La lettre de Daphné Beaudoin Pilon, publiée dans Le Devoir du 26 janvier, mérite une mention d'honneur. Il arrive trop peu souvent qu'une adolescente ose afficher ses idées dans un «journal de vieux». Il arrive encore moins souvent qu'elle le fasse avec une lucidité qui transcende ses 17 ans.

Vous mettez le doigt sur le bobo, chère Daphné. Le modèle économique dans lequel nous sommes embrigadés dès notre plus jeune âge nous mène directement à notre perte. Il est basé sur des prémisses de croissance et de surconsommation à l'infini alors que les ressources de la planète sont limitées. Je ne suis ni communiste, ni autre «iste» du genre, mais il faut trouver une solution de rechange au capitalisme sauvage et au prétendu néolibéralisme.

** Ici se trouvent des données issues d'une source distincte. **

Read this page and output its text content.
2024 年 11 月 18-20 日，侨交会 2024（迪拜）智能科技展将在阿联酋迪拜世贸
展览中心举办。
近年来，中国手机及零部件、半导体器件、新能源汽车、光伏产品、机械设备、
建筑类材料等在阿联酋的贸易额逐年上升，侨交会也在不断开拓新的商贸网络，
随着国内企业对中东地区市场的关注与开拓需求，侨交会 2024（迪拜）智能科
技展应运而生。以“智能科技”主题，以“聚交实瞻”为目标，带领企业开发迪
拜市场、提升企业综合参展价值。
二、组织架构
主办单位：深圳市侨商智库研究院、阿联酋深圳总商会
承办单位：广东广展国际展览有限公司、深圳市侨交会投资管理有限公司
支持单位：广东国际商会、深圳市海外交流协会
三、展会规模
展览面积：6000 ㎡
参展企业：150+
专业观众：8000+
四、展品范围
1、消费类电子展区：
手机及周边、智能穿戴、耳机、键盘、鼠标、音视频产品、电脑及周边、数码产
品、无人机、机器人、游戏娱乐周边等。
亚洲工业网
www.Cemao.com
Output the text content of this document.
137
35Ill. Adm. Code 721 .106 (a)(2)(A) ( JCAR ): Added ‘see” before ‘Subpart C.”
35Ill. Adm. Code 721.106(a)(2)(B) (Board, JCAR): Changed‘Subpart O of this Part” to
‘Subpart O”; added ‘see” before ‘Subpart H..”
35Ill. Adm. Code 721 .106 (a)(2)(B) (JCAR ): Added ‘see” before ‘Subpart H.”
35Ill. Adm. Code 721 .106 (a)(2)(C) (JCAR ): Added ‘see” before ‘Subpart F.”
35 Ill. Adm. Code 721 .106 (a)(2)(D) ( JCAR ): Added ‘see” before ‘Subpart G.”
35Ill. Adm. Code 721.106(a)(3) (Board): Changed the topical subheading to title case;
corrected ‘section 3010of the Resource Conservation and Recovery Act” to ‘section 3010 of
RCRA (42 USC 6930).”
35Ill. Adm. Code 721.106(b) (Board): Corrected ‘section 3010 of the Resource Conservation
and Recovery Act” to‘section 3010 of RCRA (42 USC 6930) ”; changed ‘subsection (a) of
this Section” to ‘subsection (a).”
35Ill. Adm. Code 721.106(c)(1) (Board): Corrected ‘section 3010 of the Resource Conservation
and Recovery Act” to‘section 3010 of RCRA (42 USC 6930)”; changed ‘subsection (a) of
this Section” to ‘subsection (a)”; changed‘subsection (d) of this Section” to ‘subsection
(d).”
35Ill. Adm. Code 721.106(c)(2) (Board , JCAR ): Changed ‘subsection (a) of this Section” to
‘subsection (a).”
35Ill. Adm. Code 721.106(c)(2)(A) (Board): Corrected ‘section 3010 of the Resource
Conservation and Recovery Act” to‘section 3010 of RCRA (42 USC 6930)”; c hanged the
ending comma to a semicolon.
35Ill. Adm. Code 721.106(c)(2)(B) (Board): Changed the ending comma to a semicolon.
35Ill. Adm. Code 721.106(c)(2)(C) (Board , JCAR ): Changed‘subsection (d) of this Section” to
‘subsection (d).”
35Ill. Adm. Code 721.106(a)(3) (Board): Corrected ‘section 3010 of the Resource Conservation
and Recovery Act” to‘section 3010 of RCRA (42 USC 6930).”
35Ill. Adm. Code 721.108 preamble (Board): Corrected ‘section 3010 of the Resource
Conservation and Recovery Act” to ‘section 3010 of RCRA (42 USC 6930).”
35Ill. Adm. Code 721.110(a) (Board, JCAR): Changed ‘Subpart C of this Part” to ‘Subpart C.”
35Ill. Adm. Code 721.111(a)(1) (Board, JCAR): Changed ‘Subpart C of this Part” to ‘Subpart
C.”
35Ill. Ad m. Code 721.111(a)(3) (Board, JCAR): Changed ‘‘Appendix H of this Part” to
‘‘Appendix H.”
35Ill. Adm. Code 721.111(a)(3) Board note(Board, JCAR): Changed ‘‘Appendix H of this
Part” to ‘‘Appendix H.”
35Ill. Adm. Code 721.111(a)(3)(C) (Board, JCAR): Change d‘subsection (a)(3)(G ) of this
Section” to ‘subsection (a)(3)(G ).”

Dans la soixantaine, je fais partie de la première génération où un nombre croissant d'individus croient que ce qui s'en vient sera pire que ce qu'ils ont vécu. Devant l'épuisement des ressources, le dérèglement du climat et le rétrécissement des valeurs humaines, je me compte chanceux d'avoir à quitter bientôt cette vallée de larmes.

Heureusement, il y a des «lucides» comme vous pour me donner un peu d'espoir en l'humanité.